A lot happened between Dec. 4, 2014 and Sept. 3, 2016, the dates of the two most recent University of Central Florida football victories. The incomprehensible tragedy at the Pulse nightclub three months ago understandably makes the region forget the unimportant things like football games.
But on that December day 21 months ago, the Knights edged the East Carolina Pirates, 32-30. They looked forward to their appearance in the St. Petersburg Bowl the day after Christmas.
Few could have imagined UCF’s 34-27 loss to North Carolina State at Tropicana Field that day would start a 13-game losing streak that included all 12 games in 2015. They ranked near the bottom.
The Knights earned those 12 losses. They were at, or near, the bottom nationally in several offensive and defensive statistics.
That spelled the end for Coach George O’Leary. The Scott Frost era began last Saturday with the Knights’ 38-0 victory over South Carolina State. The level of competition increases dramatically on Saturday as UCF travels to Michigan Stadium (aka The Big House) to take on the Wolverines.
“It’s going to be a whole different level of speed now,” said Frost on KnightsNews.com. “A whole different level of size on the other side.”
Let’s start with the bright side first. The athletic department will bring home a huge check from the visitors’ share of the proceeds. Nearly 110,000 fans will cram into The Big House looking to see the gladiators consumed by the lions.

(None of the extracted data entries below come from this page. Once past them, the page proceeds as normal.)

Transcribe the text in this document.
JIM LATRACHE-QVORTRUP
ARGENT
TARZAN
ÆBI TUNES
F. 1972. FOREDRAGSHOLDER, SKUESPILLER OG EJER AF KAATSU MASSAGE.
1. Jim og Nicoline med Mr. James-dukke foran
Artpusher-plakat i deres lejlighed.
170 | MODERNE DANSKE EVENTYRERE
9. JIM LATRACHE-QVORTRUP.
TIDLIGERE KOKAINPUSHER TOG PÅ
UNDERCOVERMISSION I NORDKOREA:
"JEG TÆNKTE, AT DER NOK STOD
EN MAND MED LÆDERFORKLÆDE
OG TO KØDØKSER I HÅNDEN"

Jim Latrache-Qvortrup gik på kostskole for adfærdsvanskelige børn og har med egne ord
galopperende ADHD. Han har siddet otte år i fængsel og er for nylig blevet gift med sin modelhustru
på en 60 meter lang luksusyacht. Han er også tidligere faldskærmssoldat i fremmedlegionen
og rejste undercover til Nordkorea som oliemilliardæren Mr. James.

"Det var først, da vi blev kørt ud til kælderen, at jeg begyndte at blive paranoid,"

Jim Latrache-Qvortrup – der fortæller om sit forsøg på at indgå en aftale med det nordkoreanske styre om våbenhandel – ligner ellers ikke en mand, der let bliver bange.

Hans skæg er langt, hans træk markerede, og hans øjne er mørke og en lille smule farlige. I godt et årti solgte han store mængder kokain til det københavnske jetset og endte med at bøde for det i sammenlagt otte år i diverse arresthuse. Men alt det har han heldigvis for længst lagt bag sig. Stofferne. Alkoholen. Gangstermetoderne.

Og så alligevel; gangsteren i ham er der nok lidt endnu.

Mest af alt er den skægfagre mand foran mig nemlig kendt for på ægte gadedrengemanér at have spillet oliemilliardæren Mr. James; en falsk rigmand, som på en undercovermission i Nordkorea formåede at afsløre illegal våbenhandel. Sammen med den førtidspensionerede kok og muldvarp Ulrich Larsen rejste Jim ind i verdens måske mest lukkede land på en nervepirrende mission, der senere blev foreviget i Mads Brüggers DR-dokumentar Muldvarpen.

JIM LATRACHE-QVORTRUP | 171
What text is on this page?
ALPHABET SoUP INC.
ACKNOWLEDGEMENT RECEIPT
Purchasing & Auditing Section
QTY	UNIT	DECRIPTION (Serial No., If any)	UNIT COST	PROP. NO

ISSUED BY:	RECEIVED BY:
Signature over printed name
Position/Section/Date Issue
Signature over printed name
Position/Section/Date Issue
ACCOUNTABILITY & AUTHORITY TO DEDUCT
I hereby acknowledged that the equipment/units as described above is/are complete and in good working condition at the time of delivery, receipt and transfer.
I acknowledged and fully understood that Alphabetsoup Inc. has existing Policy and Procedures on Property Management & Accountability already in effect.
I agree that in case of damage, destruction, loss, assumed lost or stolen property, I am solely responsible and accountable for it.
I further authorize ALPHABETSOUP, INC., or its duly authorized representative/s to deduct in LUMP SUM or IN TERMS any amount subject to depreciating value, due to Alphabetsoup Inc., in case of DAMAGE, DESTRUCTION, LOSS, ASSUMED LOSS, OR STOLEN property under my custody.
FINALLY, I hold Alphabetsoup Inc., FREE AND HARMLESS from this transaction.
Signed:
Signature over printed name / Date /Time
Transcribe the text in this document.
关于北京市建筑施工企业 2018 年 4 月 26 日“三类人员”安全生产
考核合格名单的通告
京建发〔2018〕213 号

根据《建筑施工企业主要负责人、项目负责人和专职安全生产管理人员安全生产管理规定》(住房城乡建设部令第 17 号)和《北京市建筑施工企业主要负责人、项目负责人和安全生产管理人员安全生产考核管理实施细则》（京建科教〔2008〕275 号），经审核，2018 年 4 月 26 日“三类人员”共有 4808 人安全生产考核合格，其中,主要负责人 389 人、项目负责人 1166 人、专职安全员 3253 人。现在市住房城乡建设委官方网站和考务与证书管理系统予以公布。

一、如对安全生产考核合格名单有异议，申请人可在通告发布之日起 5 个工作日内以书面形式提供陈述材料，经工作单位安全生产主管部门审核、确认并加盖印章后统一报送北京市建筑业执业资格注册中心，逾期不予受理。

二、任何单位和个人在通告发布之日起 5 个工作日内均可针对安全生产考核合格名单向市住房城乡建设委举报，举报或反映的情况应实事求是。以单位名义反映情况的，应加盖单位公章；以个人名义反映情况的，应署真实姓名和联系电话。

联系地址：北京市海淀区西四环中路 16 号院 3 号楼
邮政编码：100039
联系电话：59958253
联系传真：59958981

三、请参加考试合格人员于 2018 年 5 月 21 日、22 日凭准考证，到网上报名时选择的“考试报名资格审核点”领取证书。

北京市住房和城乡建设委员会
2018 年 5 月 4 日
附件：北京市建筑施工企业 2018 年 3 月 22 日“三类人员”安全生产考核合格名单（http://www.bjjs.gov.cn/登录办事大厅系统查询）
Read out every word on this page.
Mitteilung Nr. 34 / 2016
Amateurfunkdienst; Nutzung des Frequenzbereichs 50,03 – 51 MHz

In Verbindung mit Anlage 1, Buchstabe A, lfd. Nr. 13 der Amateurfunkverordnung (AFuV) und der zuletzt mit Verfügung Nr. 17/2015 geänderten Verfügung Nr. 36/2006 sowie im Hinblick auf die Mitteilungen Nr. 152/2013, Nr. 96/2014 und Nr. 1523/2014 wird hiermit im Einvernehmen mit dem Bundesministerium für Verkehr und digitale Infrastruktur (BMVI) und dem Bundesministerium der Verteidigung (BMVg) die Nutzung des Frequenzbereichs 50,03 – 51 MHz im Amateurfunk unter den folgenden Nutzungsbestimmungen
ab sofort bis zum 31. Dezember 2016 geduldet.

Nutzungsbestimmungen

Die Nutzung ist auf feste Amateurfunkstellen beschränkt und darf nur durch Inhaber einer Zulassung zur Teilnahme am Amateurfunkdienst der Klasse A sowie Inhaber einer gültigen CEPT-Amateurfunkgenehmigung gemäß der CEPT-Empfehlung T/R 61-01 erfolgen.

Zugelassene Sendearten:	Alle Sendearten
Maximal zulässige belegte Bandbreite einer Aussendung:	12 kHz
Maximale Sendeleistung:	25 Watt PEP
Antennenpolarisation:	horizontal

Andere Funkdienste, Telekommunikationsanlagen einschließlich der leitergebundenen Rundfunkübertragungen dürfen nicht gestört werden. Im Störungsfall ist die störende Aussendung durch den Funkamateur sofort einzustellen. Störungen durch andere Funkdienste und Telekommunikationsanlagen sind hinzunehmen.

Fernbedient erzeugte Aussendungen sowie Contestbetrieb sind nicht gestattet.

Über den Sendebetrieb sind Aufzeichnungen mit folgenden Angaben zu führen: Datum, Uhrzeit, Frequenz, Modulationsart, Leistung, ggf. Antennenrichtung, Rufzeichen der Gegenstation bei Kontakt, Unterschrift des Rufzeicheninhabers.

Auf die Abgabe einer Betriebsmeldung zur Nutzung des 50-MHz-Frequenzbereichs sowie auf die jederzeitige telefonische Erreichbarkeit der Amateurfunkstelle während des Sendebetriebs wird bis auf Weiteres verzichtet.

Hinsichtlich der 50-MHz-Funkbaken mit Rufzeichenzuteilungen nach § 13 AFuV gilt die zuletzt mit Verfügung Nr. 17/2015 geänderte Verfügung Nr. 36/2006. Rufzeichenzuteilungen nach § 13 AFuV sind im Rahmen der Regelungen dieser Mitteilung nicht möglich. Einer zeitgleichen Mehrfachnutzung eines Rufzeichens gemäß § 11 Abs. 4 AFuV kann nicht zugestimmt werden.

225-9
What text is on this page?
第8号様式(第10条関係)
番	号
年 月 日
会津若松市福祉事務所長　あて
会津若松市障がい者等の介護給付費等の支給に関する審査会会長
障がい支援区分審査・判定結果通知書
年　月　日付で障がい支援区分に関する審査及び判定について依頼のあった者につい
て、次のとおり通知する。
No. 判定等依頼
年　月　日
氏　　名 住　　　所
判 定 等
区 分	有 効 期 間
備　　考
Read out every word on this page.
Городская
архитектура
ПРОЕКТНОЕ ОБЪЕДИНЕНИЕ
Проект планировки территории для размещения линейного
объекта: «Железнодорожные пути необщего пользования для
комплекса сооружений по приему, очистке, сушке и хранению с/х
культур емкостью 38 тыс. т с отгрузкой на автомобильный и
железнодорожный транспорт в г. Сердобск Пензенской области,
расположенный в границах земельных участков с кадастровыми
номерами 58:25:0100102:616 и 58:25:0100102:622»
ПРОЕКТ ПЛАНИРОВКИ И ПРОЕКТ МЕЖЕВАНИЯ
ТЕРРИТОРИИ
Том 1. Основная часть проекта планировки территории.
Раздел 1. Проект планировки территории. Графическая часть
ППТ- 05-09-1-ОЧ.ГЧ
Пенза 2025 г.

Frost is interested in seeing his team grow and be competitive. He hopes to see his team enter one of the most iconic venues in college football and not be intimidated by their surroundings.
He has some memories of UCF facing similar circumstances nearly 20 years ago. Although, at the time, Frost was on the other side.
He was a senior quarterback for the Nebraska Cornhuskers in 1997 when the Knights came to Lincoln, Nebraska to face Coach Tom Osborne’s team that rarely lost at home.
UCF was in just their second season in college football’s top division, yet led the mighty Cornhuskers at halftime, 17-14. Nebraska recovered and won the game, 38-24 and went on to yet another national championship that year.
To keep it real, Michigan is a 35-point favorite. They apparently have some motivation for that 1997 season when both Michigan and Frost’s Cornhuskers finished the year unbeaten.
Nebraska was voted the national champion and Frost offered a few comments along the way. The Orlando Sentinel’s David Whitley has a humorous account of Michigan using this week to whip up memories of that season’s outcome. Many do not put it past Michigan Coach Jim Harbaugh to use such methods to motivate his team and prevent overconfidence.
Make no mistake, the dislike for Frost among the Michigan faithful is for real. They want UCF to pay for their lingering disappointment. One of those crushed by the results of that 1997 result speaks for those who still have not moved on with their lives.
This is the clearest indication it will be a Frosty reception in Ann Arbor.